Embora os humanos provavelmente permaneçam em empregos que se enquadram nessas categorias, isso não significa que essas profissões estejam totalmente isoladas da ascensão da IA. Na verdade, diz Joanne Song McLaughlin, professora associada de economia do trabalho na Universidade de Buffalo, EUA, a maioria dos empregos, independentemente da indústria, tem aspectos que provavelmente serão automatizados pela tecnologia.

“Em muitos casos, não há ameaça imediata aos empregos”, diz ela, “mas as tarefas mudarão.“ Os empregos humanos se tornarão mais focados em habilidades interpessoais”, continua Song McLaughlin. “É fácil imaginar que, por exemplo, a IA detectará cânceres muito melhor do que os humanos poderiam. No futuro, presumo que os médicos usarão essa nova tecnologia. Mas eu não acho que todo o papel do médico será substituído.”

esse é um dos trabalhos que não serão substituídos por IA

Enquanto um robô pode ostensivamente fazer um trabalho melhor de encontrar câncer, ela diz, a maioria das pessoas ainda vai querer um médico – uma pessoa real – para ser o único a dizer-lhes sobre isso. Isso é verdade para quase todos os empregos, acrescenta ela, e assim desenvolver essas habilidades distintamente humanas poderia ajudar as pessoas a aprender a fazer seu trabalho ao lado da IA.

“Eu acho que é inteligente realmente pensar, ‘que tipo de tarefas dentro do meu trabalho serão substituídas, ou serão melhor feitas por computador ou IA? E qual é a minha habilidade complementar?Ela aponta para caixas bancários, que uma vez tiveram que ser contadores de dinheiro muito precisos. Agora, essa tarefa foi automatizada – mas ainda há um lugar para o caixa. “A tarefa de contar dinheiro tornou-se obsoleta por causa de uma máquina”, diz ela. “Mas agora, os caixas estão mais focados em se conectar com os clientes e introduzir novos produtos. A habilidade social se tornou mais importante.”
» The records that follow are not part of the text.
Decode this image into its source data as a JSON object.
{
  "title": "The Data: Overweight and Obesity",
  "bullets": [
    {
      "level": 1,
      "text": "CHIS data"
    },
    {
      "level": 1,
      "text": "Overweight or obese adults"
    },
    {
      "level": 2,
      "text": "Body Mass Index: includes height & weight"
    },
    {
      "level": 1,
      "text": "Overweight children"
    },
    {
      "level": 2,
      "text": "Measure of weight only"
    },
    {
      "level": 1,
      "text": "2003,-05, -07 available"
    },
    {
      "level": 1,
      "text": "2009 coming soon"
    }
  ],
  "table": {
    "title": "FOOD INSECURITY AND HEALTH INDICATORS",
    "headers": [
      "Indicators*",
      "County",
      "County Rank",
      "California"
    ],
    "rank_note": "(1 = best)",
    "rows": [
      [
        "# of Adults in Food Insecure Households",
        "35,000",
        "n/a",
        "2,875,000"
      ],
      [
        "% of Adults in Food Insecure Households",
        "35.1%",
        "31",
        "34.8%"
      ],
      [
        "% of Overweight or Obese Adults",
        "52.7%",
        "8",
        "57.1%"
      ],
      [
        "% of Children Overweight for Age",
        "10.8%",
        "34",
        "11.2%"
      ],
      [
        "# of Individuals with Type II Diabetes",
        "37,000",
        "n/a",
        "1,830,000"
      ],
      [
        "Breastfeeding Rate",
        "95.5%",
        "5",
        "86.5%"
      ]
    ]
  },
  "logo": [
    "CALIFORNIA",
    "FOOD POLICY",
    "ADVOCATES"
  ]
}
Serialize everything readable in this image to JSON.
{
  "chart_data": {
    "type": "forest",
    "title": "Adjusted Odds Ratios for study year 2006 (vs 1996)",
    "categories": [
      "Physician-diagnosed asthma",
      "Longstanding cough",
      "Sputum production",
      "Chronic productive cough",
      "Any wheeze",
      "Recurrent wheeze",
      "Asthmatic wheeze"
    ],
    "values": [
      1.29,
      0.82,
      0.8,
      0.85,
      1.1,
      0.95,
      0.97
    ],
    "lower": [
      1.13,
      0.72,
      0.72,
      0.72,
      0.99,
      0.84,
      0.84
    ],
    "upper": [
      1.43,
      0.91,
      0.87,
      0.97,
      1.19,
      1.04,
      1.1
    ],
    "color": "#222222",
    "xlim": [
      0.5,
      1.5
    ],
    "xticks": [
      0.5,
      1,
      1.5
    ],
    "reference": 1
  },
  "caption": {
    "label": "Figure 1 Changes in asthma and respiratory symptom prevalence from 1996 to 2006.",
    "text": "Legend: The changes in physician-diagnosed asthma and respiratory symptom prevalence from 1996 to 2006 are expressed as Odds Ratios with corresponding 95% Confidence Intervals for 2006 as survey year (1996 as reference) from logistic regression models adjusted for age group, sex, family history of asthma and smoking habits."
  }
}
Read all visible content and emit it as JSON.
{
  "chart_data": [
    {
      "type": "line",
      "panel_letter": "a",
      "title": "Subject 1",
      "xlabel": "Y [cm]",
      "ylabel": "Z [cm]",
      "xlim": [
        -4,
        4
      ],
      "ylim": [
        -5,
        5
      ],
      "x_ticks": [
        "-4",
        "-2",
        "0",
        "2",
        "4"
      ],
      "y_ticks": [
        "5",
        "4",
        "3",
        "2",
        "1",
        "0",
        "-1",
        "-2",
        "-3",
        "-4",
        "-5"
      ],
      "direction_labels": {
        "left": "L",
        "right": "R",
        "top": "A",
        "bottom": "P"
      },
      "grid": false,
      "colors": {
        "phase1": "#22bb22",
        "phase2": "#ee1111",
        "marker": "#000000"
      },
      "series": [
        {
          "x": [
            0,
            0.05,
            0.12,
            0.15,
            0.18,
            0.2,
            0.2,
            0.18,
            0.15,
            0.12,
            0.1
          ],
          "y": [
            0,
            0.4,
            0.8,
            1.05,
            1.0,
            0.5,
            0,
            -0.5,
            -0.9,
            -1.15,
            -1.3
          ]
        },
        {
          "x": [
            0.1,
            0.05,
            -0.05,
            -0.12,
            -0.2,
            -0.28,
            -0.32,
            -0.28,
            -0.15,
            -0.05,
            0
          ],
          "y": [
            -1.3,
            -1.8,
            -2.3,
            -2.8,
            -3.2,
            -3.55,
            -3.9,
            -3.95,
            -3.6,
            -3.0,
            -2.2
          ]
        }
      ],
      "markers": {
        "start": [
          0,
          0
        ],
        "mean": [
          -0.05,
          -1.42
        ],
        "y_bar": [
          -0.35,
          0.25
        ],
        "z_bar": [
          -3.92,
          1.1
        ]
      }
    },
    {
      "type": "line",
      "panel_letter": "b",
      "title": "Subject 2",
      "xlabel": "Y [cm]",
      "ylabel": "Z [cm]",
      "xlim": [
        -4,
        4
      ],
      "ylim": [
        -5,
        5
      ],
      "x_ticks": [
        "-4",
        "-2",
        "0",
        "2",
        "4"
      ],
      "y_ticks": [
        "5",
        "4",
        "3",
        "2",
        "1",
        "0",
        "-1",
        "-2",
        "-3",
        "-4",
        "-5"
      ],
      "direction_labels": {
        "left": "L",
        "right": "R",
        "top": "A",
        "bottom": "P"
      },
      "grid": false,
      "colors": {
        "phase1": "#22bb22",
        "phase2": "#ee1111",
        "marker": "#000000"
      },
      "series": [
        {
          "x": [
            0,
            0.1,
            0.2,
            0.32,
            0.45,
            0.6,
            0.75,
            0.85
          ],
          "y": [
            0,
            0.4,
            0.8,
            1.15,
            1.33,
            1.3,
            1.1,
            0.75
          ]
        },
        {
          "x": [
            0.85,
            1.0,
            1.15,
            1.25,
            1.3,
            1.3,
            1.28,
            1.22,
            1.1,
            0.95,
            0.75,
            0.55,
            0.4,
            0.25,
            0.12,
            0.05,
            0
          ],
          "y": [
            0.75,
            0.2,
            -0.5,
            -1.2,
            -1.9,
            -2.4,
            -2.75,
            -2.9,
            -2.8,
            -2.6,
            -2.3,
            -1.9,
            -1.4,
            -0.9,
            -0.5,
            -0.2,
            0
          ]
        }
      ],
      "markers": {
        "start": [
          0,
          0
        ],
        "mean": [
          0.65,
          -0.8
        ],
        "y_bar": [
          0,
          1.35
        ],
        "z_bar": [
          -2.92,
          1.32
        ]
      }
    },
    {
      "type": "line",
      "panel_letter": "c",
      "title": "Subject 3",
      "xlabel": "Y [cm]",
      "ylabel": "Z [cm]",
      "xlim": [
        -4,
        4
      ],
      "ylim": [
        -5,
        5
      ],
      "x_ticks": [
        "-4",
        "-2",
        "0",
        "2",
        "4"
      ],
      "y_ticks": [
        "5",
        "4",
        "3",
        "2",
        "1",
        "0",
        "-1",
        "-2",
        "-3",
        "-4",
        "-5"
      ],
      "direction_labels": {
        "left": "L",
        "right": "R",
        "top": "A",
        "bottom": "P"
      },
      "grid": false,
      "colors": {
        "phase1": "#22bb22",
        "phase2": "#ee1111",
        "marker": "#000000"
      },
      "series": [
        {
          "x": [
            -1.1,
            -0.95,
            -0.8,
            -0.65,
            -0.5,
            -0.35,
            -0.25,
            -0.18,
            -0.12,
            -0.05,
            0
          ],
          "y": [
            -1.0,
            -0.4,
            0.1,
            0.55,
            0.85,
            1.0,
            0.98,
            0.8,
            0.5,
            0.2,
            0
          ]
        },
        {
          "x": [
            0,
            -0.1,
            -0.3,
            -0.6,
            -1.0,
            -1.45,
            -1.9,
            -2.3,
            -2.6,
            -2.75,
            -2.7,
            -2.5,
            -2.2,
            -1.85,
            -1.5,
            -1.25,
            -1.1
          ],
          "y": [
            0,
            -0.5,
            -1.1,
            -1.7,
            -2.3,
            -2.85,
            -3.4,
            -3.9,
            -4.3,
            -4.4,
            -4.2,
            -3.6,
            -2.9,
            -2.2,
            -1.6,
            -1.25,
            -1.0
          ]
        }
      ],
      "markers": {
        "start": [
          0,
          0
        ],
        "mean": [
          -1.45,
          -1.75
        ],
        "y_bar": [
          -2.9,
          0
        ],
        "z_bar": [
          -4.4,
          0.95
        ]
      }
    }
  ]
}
É importante notar, diz Ford, que uma educação avançada ou uma posição de alto salário não é uma defesa contra a aquisição da IA. “Podemos pensar que a pessoa no trabalho de colarinho branco é mais alta na cadeia alimentar do que alguém que dirige um carro para viver”, diz ele. Mas o futuro do funcionário de colarinho branco está mais ameaçado pelo motorista do Uber, porque ainda não temos carros autônomos, mas a IA certamente pode escrever relatórios. Em muitos casos, os trabalhadores mais instruídos serão mais ameaçados do que os trabalhadores menos instruídos. Pense na pessoa que trabalha limpando quartos de hotel – é realmente difícil automatizar esse trabalho.”

Em suma, buscar funções em ambientes dinâmicos e mutáveis que incluam tarefas imprevisíveis é uma boa maneira de evitar a perda de empregos para a IA. Pelo menos, por um tempo. Com conteúdo da BBC.